Nella questione è intervenuta di recente la sentenza di merito del Tribunale di Palermo n. 3570 del 24 novembre 2020, la quale, discostandosi da quanto sinora affermato in giurisprudenza anche prima dell’arresto di legittimità citato, ha messo in discussione l’impianto ricostruttivo riguardante le modalità di collaborazione dei riders, affermando che i ciclo-fattorini del marchio “Glovo” (lo stesso coinvolto nella controversia conosciuta dalla Cassazione nella sentenza menzionata), per le modalità di esecuzione della prestazione, non possono che essere qualificati come lavoratori subordinati.
Dagli accertamenti istruttori compiuti durante il processo, sarebbe emerso specificamente che la piattaforma digitale non si limitava a fornire al lavoratore le indicazioni essenziali per permettergli il ritiro dei prodotti e la loro consegna, bensì imponeva tassativi adempimenti, quali il necessario permanere in una zona prossima ai locali, l’accesso ad una app gestita da remoto con livelli minimi di batteria al cellulare, il rispetto di uno specifico percorso per ottimizzare i tempi di arrivo alle destinazioni, le penali in caso di ritardo o in caso di rifiuto di eseguire turni già accettati e programmati (tramite un complesso meccanismo di rating qualitativo solo falsamente premiale).
Nel caso di specie, peraltro, il rider ricorrente era stato “disconnesso” dalla piattaforma, cioè privato della possibilità di continuare a lavorare con Glovo, all’improvviso e senza alcuna formale comunicazione, molto probabilmente in diretta connessione con il suo attivismo sindacale.
Da tali circostanze, a detta del Giudice di merito del capoluogo siciliano, deriverebbe la conclusione che «l’organizzazione del lavoro operata in modo esclusivo da [Glovo, n.d.r.] sulla piattaforma digitale nella propria disponibilità si traduce, oltre che nell’integrazione del presupposto della etero-organizzazione, anche nella messa a disposizione del datore di lavoro da parte del lavoratore delle proprie energie lavorative per consistenti periodi temporali […] e nell’esercizio da parte [di Glovo, n.d.r.] di poteri di direzione e controllo, oltre che di natura latamente disciplinare, che costituiscono elementi costitutivi della fattispecie del lavoro subordinato ex art. 2094 c.c.».
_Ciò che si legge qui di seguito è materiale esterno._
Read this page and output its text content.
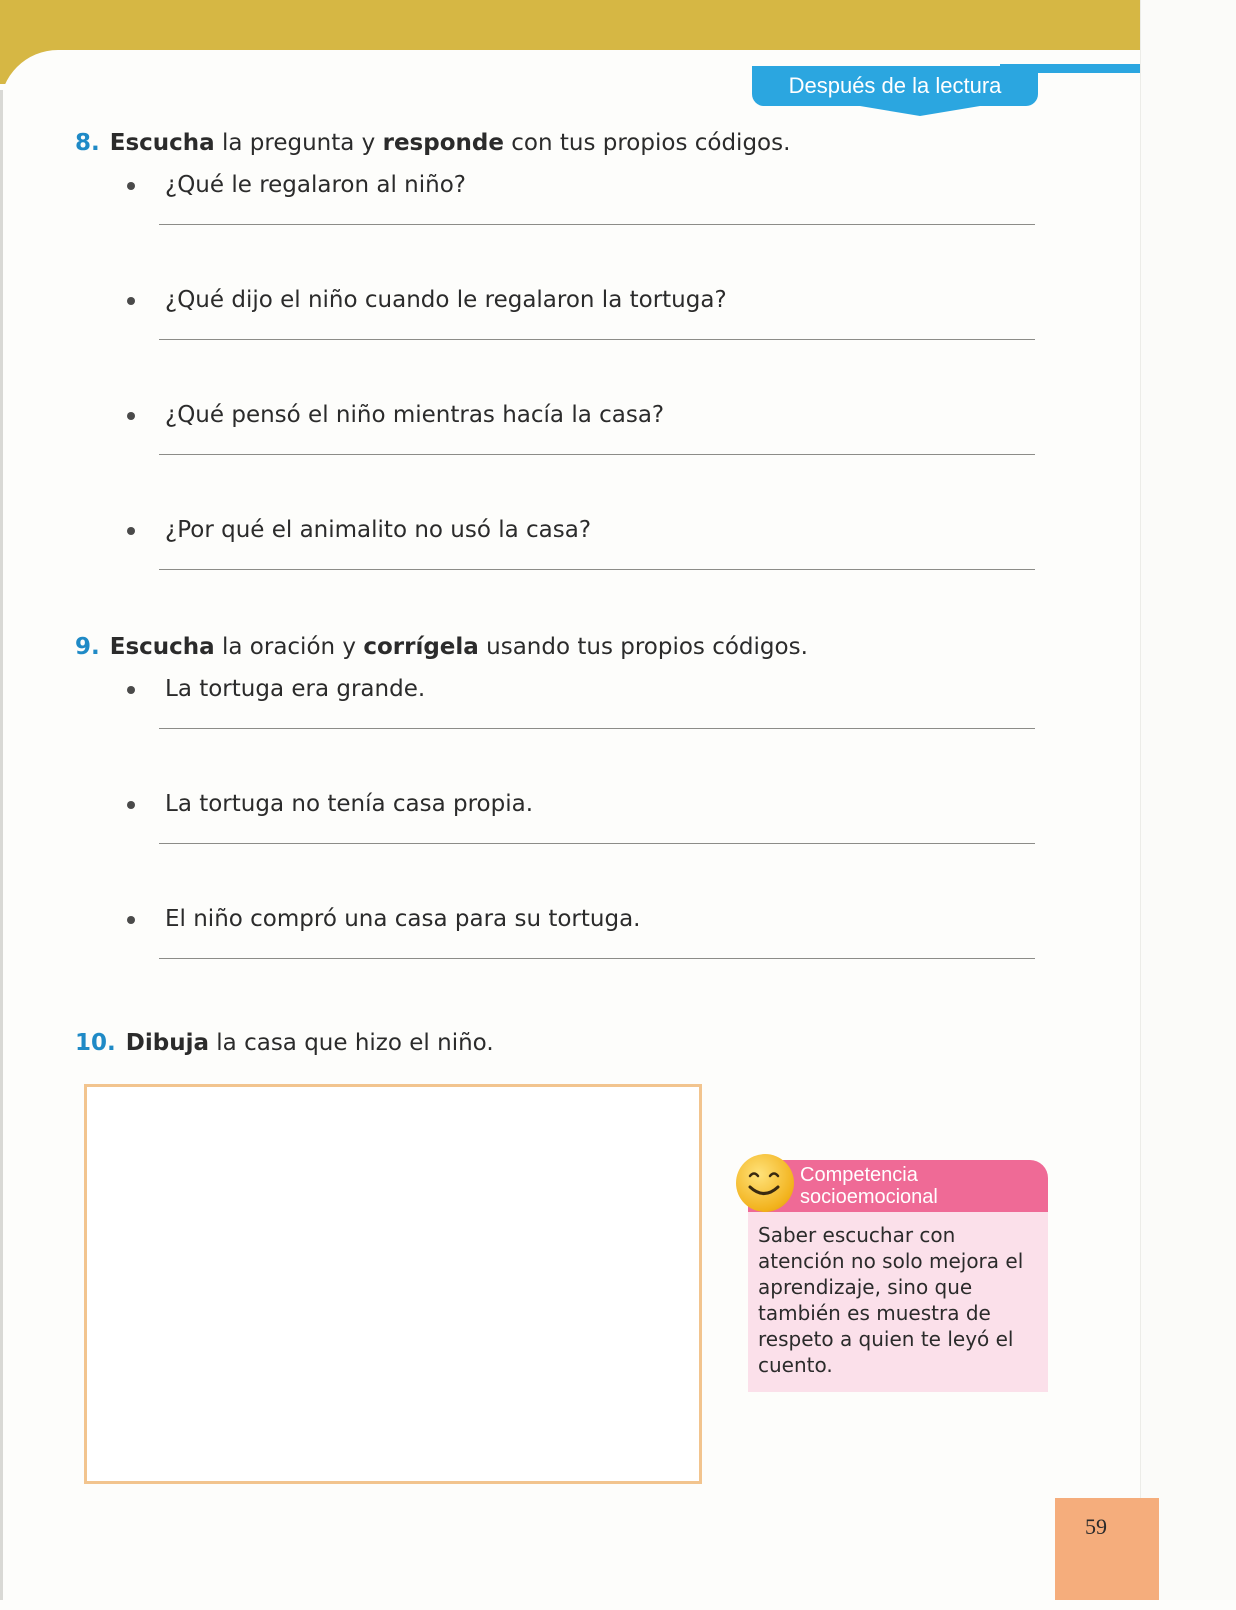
Después de la lectura
8. Escucha la pregunta y responde con tus propios códigos.
¿Qué le regalaron al niño?
¿Qué dijo el niño cuando le regalaron la tortuga?
¿Qué pensó el niño mientras hacía la casa?
¿Por qué el animalito no usó la casa?
9. Escucha la oración y corrígela usando tus propios códigos.
La tortuga era grande.
La tortuga no tenía casa propia.
El niño compró una casa para su tortuga.
10. Dibuja la casa que hizo el niño.
Competencia
socioemocional
Saber escuchar con atención no solo mejora el aprendizaje, sino que también es muestra de respeto a quien te leyó el cuento.
59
Il riconoscimento di un contratto di lavoro subordinato “puro” tra la piattaforma ed il rider ha comportato, sotto il profilo delle conseguenze sostanziali, la condanna di Glovo a pagare tutte le differenze retributive sul ccnl di riferimento (quello del Commercio e della Distribuzione), ad applicare tutte le tutele previdenziali ed assicurative previste dalla disciplina legale e, in ragione dell’interruzione non formalizzata del rapporto, la reintegra in servizio per licenziamento orale, in violazione del disposto dell’art. 2, L. n. 604/1966.